The reporters avoid--perhaps studiously?--any mention of politics, but nearly all of the cities cited are controlled--and incontestably so--by Democrats/Blue politics. And not only the cities; the states they are in as well. So it seems a not-impertinent question to ask how it is that a politics that shouts "inequality" at every opportunity does not, in those areas under its firm command, actually "solve the problem" (because government as solver of problems is another axiom of Blue politics and also "centrist" (in quotes because I deny any such thing currently exists) managerial-technocratic-administrative-policy expert types).

The tax base is there, in those Blue cities and states, for AOC-inclining redistribution. The Blue will is, one presumes, there, for aggressive regulations that positively prohibit renting or purchase of housing by one or more defined classes of persons or that take property from some and build public housing or "affordable housing" directly. Etc.

Excusing action at the city and state level by reference to "problems that by their nature can only be solved at the national level" is just that--excuse making.

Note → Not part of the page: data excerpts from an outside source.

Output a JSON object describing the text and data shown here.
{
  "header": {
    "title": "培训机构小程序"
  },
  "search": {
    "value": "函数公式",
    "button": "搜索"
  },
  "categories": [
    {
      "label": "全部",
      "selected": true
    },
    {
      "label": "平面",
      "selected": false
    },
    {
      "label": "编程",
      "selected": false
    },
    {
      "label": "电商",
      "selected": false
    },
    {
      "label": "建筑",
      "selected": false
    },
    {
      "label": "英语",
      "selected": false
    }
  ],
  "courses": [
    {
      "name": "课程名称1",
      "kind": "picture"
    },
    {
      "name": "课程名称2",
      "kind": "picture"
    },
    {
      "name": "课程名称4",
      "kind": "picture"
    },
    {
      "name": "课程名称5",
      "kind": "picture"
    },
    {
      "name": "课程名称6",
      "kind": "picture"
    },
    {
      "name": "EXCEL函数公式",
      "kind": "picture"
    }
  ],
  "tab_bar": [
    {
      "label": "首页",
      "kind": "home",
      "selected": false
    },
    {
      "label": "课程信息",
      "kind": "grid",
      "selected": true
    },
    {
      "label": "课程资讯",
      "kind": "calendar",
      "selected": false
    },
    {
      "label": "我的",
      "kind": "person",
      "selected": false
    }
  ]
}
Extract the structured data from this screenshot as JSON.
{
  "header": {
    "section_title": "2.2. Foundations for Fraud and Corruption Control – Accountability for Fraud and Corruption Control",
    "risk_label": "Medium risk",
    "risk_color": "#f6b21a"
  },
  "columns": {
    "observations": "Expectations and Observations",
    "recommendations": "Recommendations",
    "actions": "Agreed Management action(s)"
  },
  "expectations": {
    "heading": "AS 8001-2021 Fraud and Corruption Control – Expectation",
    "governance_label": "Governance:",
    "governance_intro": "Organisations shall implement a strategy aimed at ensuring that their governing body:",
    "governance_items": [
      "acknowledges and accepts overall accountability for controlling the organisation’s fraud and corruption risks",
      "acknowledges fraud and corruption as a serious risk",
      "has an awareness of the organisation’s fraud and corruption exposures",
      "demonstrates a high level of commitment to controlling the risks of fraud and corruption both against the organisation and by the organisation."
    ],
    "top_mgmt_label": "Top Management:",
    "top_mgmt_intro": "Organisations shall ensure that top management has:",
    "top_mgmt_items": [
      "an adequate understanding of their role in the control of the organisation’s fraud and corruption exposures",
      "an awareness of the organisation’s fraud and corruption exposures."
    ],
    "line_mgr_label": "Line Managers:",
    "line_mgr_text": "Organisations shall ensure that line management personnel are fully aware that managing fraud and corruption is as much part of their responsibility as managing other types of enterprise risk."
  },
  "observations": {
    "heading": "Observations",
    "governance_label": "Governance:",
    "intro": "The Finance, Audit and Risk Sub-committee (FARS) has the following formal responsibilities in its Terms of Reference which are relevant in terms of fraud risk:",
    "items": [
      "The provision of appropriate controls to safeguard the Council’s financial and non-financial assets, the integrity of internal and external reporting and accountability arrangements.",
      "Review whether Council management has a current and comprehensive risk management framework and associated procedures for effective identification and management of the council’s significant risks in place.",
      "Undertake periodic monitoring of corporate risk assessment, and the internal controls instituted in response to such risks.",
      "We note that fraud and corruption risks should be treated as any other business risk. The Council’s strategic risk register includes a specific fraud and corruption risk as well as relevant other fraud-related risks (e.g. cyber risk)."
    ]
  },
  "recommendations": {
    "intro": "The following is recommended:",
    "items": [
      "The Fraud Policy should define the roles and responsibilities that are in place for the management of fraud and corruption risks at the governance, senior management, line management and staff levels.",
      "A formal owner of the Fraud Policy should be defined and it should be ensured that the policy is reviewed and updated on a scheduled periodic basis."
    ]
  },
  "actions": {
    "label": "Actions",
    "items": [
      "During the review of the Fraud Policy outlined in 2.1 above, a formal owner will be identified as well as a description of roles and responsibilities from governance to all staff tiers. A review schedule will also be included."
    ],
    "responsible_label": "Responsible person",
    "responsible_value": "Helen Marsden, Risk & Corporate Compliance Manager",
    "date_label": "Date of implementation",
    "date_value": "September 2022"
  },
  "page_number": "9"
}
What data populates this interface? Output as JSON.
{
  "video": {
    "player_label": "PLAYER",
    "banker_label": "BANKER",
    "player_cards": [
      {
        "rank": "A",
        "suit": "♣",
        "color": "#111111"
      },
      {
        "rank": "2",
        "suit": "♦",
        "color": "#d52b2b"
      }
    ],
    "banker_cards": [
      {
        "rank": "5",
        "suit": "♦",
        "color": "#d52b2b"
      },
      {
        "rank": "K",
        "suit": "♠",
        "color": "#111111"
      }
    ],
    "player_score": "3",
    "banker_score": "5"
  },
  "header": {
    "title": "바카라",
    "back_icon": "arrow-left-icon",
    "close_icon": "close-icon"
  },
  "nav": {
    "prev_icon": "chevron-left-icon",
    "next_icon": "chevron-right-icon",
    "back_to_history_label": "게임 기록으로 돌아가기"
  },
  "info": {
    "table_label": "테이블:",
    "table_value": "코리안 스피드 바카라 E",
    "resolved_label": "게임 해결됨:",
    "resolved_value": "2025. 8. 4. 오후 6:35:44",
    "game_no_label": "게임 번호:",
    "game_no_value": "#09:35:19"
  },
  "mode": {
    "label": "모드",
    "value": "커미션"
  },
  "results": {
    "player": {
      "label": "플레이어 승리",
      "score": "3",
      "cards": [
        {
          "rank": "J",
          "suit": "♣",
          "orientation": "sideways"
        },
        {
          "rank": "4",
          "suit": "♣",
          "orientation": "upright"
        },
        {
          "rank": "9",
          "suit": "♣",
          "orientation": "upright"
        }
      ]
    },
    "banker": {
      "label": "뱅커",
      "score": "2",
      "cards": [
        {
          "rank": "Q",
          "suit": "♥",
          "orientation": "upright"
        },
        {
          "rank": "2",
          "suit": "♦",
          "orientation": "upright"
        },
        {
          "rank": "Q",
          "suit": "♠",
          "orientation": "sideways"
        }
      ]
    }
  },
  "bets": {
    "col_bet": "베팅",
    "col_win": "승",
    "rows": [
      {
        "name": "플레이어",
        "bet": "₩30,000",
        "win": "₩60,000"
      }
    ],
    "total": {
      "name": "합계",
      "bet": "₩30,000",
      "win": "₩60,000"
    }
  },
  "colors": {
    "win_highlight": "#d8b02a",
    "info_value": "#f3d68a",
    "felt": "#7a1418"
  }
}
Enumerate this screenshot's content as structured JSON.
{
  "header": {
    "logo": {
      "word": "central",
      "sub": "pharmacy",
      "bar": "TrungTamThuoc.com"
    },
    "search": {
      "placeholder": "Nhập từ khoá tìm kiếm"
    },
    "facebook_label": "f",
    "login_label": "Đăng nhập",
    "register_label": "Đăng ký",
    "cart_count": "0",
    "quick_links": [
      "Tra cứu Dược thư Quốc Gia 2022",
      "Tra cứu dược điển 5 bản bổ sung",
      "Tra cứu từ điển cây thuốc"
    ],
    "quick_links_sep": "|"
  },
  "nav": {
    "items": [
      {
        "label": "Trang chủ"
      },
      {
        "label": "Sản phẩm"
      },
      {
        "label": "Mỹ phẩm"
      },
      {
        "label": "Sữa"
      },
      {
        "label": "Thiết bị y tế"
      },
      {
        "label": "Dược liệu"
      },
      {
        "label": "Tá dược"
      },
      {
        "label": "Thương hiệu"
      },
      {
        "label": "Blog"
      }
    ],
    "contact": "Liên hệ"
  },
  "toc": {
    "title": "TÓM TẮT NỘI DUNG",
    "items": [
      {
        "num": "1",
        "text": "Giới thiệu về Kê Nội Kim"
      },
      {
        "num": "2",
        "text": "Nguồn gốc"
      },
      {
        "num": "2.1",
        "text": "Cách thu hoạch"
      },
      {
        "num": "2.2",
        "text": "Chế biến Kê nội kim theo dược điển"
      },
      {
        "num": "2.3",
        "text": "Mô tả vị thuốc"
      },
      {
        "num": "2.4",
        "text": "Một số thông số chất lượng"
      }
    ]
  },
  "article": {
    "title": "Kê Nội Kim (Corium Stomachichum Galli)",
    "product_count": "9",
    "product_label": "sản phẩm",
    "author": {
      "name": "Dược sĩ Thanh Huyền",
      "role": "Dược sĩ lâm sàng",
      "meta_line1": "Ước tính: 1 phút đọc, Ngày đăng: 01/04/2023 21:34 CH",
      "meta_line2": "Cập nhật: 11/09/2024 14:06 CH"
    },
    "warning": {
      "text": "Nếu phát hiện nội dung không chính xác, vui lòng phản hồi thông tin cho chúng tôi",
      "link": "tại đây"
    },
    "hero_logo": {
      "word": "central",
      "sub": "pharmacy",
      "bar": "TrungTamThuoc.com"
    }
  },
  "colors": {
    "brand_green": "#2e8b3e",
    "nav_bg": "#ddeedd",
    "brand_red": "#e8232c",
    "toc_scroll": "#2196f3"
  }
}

Blue states could massively increase their tax revenues tomorrow, if they so chose, and redistribute the money to alleviate the inequality. Nothing stops them from installing mini-Green New Deals and/or mini-Warren forfeitures. Nothing, that is, except their wealthy donor base, who want to keep their wealth with no less avidity than the most stereotypical, mythical Republican.

Why don't Blue states and cities implement the very policies in their own jurisdictions that they condemn Republicans for preventing at a national level? Why is this aspect of the whole situation not more frequently commented on by "centrists" like Kotkin (which is what I take him to take himself to be)?